Outra inovação trazida pela Reforma Trabalhista foi a regulamentação do teletrabalho. A lei introduziu na CLT o artigo 75-B, que define essa modalidade como “a prestação de serviço preponderantemente fora das dependências do empregador, com a utilização de tecnologias de informação e de comunicação que, por sua natureza, não se constituam como trabalho externo”. Em relação à jornada, com a mudança na legislação, o teletrabalho foi inserido nas exceções à regra geral das oito horas diárias listadas no artigo 62 da CLT. 

 Jornada de trabalho do Jovem Aprendiz 

 O menor a partir de 14 anos de idade pode trabalhar como “Jovem Aprendiz” por até 6 horas diárias, atingindo no máximo a 8 horas por dia, e não permitido em jornada noturna, respeitando o período de descanso intrajornada. 

 Jornada de Trabalho Estágio 

 O estágio também é uma jornada de trabalho regulamentada pela CLT. Contudo, sua carga horária é menor que um funcionário convencional.

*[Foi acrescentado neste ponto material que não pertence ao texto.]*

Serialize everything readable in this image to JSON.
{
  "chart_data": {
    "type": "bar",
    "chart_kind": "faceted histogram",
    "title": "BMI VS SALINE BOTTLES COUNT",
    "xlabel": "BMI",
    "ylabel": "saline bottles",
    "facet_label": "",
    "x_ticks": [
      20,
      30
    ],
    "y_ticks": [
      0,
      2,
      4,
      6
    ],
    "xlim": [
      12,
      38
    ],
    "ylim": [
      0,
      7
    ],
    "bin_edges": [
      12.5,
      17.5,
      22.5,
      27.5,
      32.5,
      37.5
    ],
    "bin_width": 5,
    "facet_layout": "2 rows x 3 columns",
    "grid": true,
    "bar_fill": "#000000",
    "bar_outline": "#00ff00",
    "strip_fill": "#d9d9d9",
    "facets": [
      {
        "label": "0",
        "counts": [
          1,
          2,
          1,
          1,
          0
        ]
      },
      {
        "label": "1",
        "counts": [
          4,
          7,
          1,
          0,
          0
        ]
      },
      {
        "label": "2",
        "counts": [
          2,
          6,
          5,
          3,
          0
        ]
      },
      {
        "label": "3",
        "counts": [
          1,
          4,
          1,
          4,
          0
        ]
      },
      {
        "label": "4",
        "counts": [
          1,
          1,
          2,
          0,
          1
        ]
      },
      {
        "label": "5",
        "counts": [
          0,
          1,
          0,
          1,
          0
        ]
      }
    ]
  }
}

Esta é uma posição paga (a menos que seja um estágio obrigatório, ou seja, que faça parte da grade curricular) e tem o objetivo de treinar estudantes para uma possível contratação futura. A jornada de trabalho desses indivíduos é determinada de acordo com a instituição de ensino a qual estão vinculados: 

  • 4 horas diárias (20 horas semanais): estudantes de educação especial, anos finais do ensino fundamental e modalidade profissional de educação de jovens e adultos. 
  • 6 horas diárias (30 horas semanais): estudantes de ensino superior, educação profissional de nível médio e do ensino médio regular; 
  • 8 horas diárias (40 horas trabalhadas por semana): estágio para cursos que alternam teoria e prática desde que esteja previsto no projeto pedagógico do curso. 

O estagiário tem direito a carga horária de trabalho reduzida em épocas de provas, recebimento de vale-transporte, férias remuneradas e seguro de vida. Diferem de um colaborador CLT convencional por não terem direito a recolhimento do INSS e FGTS, adicional de 1/3 de férias, 13o salário e aviso prévio. 

Assim sendo, indispensável ter conhecer as particularidades dajornada de trabalho para garantir que a legislação seja plenamente cumprida com os direitos e deveres trabalhistas salvaguardados. 

Em caso de dúvidas ou para mais informações, consulte um profissional de sua confiança.